Monday: duck report

April 15, 2019 • 2:30 pm

As usual, there’s never a dull moment at Botany Pond.  As I mentioned in my last report, there were SIX drakes at the pond yesterday. Later in the afternoon, I noticed that some violent fights had broken out among them, with up to three drakes biting each other’s necks in a furious tangle of beaks and wings.

When I went downstairs to see what was going on, I found that a new hen had invaded the pond. She wasn’t Honey, but she was quacking, and I’m sure her presence instigated the fighting. Here she is, I believe with Gregory, the dominant mallard (he had his wings full trying to drive all the other drakes out of the pond.

She’s a quacker! Here she is with her chosen mate (who is clearly two-timing Honey):

That hen wasn’t Honey, as you can tell from this photo. She’s quite plump, too.

After a while, she got in the water with Gregory, and they swam off, but were pursued by another amorous drake. As you can see below, a vicious duckfight ensued, and right on the spot where James and Billzebub battled it out for Honey’s affection last year. You can see this hen jump out of the water before the fight starts, but she eggs on the males (as did Honey last year) by quacking loudly.

The fight begins 54 seconds in:

Gregory won, and the two went off to the bank, where I fed them:

But you never know what will happen next. This morning I watched as two giant Canada geese (Branta canadensis) plopped into the pond.
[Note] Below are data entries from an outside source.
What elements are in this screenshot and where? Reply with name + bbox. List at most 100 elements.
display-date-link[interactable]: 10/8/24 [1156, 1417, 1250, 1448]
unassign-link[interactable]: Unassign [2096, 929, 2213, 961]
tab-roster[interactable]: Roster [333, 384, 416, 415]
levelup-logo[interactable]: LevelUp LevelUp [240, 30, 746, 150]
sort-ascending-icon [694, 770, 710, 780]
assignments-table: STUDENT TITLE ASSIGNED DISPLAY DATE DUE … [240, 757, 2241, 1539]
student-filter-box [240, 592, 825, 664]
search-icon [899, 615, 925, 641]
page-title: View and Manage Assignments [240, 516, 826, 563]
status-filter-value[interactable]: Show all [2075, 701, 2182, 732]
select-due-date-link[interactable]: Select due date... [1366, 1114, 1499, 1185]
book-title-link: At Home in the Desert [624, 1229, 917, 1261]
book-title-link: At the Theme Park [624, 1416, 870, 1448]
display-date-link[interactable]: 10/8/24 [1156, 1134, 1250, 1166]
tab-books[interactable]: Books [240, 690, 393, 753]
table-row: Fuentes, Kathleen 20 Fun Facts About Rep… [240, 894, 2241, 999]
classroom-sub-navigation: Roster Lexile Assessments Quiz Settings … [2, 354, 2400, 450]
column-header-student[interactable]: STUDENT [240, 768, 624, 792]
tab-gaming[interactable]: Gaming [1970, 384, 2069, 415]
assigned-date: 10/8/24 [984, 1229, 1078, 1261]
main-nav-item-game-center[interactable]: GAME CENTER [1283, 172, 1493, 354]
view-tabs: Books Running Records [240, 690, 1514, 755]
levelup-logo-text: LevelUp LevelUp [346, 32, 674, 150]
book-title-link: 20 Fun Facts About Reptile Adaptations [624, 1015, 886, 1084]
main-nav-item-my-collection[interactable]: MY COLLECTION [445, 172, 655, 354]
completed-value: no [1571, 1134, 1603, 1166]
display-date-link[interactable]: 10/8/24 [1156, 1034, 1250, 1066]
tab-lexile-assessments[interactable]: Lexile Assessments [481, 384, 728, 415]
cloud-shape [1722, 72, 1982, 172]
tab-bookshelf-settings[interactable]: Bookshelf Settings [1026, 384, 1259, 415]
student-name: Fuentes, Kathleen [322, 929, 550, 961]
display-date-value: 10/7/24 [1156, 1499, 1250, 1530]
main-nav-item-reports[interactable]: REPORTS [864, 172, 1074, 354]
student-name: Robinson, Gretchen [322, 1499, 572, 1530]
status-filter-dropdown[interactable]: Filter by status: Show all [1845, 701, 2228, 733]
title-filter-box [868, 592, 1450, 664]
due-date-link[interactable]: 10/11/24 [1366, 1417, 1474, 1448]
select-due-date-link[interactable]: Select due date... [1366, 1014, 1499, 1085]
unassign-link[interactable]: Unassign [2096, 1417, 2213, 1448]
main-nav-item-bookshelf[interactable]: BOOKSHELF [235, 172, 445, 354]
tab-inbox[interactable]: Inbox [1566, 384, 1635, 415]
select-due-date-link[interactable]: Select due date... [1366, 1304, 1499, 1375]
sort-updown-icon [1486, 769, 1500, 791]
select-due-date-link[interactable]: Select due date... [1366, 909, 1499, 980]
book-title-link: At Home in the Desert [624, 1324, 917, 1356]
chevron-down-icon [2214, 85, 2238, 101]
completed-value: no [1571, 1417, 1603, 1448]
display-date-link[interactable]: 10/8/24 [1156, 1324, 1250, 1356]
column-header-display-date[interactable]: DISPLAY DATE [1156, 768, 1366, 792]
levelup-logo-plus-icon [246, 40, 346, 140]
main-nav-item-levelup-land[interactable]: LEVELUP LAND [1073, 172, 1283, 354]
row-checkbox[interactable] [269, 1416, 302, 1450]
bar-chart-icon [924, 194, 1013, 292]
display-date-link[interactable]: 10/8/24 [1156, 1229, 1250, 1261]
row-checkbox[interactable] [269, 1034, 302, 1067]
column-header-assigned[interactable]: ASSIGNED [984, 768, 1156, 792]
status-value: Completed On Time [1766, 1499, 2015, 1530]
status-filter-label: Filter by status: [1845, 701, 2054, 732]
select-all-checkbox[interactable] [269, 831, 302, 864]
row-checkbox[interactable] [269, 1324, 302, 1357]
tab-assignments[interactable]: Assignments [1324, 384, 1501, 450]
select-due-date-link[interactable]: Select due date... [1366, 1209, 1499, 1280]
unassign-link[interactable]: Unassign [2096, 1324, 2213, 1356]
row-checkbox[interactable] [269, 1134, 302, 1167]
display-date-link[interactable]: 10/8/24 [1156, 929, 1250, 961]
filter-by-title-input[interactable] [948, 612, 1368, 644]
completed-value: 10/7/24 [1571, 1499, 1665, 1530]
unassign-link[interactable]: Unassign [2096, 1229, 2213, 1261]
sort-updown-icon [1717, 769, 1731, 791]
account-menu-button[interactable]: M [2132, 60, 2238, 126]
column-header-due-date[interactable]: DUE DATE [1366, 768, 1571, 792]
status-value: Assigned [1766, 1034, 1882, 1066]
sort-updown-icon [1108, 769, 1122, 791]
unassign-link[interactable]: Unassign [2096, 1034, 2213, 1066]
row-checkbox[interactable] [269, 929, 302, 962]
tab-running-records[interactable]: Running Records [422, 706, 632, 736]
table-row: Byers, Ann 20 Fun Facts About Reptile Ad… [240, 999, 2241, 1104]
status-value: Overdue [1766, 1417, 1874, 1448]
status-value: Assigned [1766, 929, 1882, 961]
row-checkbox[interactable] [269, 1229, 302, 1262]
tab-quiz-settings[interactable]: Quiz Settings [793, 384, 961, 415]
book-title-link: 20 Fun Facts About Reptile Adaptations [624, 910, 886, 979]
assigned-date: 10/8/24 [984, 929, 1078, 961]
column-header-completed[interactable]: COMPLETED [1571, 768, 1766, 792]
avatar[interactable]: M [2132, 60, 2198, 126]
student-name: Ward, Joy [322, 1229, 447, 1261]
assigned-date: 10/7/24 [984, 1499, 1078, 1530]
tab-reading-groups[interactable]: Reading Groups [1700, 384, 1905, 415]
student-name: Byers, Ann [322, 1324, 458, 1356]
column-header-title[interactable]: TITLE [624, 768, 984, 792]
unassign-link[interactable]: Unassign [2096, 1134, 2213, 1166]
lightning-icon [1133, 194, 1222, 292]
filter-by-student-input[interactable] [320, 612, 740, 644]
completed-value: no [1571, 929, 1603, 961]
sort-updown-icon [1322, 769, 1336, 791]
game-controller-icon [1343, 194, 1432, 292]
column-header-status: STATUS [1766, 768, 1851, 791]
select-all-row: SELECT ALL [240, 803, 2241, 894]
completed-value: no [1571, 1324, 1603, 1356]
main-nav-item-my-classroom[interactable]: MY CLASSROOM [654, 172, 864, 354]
Sure enough, it was old 92P and 88K, the same pair who invaded the pond last year. (These geese mate for life.) They had come back again! Last year they had goslings, and then left early on while the young were still small. I didn’t want that to happen again, so I went down and had a standoff with the geese—not hurting them but confronting them. There was much honking, but they eventually flew away.  I’m afraid I haven’t seen the last of them.
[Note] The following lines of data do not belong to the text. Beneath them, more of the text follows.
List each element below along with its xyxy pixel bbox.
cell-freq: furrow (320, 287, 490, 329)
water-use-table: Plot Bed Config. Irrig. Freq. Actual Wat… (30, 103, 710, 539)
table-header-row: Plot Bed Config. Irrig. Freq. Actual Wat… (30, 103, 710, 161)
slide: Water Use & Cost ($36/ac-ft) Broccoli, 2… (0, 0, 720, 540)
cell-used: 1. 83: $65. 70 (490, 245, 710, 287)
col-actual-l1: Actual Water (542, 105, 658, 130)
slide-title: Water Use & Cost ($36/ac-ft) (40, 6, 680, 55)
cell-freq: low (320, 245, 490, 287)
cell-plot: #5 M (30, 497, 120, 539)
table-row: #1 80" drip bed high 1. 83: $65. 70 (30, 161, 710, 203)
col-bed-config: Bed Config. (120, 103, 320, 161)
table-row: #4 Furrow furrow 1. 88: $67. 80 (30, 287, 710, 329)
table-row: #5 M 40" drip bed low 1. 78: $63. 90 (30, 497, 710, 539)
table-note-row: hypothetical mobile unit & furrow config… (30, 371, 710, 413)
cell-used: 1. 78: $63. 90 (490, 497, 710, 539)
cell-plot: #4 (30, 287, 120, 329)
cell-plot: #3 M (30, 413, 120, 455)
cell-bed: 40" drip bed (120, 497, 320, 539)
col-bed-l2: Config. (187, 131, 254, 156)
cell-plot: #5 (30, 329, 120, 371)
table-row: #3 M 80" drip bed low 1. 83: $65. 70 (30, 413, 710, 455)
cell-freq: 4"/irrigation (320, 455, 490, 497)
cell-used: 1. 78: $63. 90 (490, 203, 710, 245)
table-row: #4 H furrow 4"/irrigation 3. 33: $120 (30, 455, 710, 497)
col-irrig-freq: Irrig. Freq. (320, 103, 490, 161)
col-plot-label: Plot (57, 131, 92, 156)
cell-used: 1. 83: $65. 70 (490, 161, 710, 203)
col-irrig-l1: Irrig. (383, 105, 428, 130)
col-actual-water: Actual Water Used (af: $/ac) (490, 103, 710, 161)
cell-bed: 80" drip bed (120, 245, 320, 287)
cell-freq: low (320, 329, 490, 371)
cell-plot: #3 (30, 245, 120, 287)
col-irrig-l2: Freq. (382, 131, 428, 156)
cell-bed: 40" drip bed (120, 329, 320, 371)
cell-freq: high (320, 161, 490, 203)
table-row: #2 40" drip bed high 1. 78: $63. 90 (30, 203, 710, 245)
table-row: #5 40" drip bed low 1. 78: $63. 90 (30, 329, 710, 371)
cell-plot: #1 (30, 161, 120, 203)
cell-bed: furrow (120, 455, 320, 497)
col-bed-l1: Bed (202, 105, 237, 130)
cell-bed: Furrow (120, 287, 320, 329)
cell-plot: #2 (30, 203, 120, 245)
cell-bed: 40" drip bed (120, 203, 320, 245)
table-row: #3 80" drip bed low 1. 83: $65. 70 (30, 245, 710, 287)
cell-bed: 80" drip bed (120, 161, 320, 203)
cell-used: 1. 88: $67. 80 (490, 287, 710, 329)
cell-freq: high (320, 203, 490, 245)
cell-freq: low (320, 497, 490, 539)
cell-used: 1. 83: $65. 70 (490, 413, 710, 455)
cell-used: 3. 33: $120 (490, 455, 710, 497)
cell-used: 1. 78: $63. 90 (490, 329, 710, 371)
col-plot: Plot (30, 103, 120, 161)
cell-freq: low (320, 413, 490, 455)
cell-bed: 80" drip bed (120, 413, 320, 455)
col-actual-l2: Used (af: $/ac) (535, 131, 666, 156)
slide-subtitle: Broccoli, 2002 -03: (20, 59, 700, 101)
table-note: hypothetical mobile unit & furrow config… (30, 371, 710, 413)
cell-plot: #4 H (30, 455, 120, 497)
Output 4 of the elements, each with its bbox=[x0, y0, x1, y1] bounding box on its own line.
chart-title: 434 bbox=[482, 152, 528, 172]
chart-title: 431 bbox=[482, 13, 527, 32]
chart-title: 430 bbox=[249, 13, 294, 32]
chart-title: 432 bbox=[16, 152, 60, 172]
88K is the female, 92P her mate (I know this because I reported their band numbers last year and acquired a Goose Spotting Certificate that gave their sexes and approximate birth dates). I still don’t know about those stiff neck tags (their legs are banded as well). They seem to do fine, but it looks constricting.

Here’s a video of the pair:

15 thoughts on “Monday: duck report

  1. This is all getting pretty neat!
    Maybe we will see 92P and 88K up here-tho’ likely they will not come this far East.

  2. Here she is with her chosen mate (who is clearly two-timing Honey)

    Hey, it happens. That other Gregory Peck had an extramarital fling with Ingrid Bergman while the two of them were filming Hitchcock’s Spellbound, too.

  3. I’m thinking perhaps the rewards of being king and queen of this pond with its benefits is becoming known and competition for its resources is only going to get more intense.

    1. If you knew how many bands had been issued, that’s a standard statistics exercise. Hypogeometric distribution, if I recall correctly. It’s a standard technique for estimating populations sizes. Mark (for example) 100 of your population and release. Later “recapture” another sample. (“capture” can refer to imaging in a camera, if you can read the tags or otherwise identify individuals) Say it’s another batch of a hundred, and five of them are from your previous marked batch. Estimated population size is 2000.

      Ever seen one of those databases of whale-tail barnacles and the like? Capture-recapture population size estimate in action.

  4. What’s the chance all this hen and the new males are Honey’s offspring from last year? They associate Botany Pond with a reliable source of tasty food! I’d be back too.